La poignée d’atterrissages Apollo effectués dans les années 1960 et 1970 n’étaient pas assez puissants ou fréquents pour provoquer une panique à propos de cette poussière soulevée. Mais maintenant, la NASA veut retourner sur la Lune, cette fois pour y rester. Le maintien d’une présence humaine prolongée sur la surface lunaire va nécessiter de nombreux atterrissages – pour transporter des personnes, des marchandises, des habitats et autres sur la Lune. Si l’on n’apporte pas de changements majeurs aux infrastructures, cela augmentera le risque de soulever de la poussière qui pourrait endommager les vaisseaux spatiaux autour de la Lune, les sites historiques d’Apollo ou même la base lunaire que la NASA souhaite construire et entretenir.
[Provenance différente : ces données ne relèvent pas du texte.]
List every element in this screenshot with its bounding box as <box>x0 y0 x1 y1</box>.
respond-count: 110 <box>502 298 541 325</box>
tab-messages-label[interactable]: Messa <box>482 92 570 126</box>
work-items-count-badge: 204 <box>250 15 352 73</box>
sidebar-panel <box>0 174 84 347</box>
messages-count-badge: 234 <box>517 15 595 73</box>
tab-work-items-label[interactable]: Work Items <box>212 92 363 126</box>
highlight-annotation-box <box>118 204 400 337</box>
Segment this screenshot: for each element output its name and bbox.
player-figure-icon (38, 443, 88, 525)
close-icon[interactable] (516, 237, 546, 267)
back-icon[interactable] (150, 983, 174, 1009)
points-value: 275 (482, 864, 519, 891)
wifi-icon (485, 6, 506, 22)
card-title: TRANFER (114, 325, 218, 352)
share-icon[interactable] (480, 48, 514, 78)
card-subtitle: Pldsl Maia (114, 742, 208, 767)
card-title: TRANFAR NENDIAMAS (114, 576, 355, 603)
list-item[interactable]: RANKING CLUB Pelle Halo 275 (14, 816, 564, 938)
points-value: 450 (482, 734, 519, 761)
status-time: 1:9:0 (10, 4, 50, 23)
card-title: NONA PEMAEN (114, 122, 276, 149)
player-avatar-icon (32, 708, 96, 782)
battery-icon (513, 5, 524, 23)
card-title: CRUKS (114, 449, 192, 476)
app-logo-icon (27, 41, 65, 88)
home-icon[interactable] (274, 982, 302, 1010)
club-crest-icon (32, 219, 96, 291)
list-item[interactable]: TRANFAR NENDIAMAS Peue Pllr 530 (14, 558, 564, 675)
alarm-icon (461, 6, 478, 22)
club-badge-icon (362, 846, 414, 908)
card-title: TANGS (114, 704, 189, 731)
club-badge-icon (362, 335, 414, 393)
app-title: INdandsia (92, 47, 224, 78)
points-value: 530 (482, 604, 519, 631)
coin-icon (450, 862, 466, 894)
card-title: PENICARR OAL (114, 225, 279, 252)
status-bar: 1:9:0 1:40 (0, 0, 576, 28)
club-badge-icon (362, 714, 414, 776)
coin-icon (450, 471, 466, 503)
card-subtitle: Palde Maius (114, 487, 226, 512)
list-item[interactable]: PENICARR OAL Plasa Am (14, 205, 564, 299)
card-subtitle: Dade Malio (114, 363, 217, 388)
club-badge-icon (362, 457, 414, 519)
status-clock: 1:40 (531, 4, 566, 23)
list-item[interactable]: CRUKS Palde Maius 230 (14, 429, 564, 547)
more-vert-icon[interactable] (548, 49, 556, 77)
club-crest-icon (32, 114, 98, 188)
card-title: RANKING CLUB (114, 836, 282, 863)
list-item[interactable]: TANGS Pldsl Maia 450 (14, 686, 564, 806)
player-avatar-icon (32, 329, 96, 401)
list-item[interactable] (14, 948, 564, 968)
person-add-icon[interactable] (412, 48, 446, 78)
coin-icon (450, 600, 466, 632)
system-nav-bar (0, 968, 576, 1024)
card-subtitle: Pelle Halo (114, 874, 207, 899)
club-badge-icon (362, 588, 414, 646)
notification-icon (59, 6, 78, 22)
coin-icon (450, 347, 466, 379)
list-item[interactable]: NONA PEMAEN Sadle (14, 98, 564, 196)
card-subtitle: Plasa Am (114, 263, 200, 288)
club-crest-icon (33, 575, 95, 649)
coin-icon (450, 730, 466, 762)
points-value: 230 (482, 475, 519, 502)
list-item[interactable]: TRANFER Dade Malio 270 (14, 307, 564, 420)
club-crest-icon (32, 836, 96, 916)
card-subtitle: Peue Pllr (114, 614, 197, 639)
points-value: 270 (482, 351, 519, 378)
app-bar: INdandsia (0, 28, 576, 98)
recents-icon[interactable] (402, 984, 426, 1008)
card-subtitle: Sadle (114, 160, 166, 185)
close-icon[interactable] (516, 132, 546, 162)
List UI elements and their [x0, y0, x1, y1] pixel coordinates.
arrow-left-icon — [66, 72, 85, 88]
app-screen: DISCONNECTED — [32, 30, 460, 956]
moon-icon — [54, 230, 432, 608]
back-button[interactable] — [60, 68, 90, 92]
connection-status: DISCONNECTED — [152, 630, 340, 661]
Cela pourrait également conduire à des tensions entre les nations qui ont des engins spatiaux à proximité les uns des autres.
« Il y a un potentiel pour un conflit international sérieux à cause de cela », dit Phil Metzger, un physicien planétaire à l’Université de Floride centrale qui a travaillé à la NASA pour étudier les effets des explosions de fusées sur les corps planétaires.
La poussière lunaire s’est avérée être un peu un cauchemar pour les astronautes d’Apollo. D’une part, elle s’accrochait à tout. Les astronautes se sont retrouvés avec de la poussière sur leurs combinaisons, ce qui a dégradé le matériau au fil du temps. Les particules ont même sali une grande partie de l’équipement utilisé par les astronautes, notamment les caméras, les radiateurs, les boutons, etc. Et la poussière soufflée pendant la descente vers la surface lunaire a empêché les astronautes de voir où ils allaient. « Je pense que l’une des facettes les plus aggravantes et les plus contraignantes de l’exploration de la surface lunaire est la poussière et son adhérence à tous les matériaux, qu’il s’agisse de la peau, de la combinaison, du métal, etc. », a déclaré Gene Cernan, astronaute d’Apollo 17, lors d’un débriefing après la mission en 1973. Gérer cette saleté sera un gros souci pour les futures missions d’exploration lunaire – surtout si nous voulons y installer des habitats.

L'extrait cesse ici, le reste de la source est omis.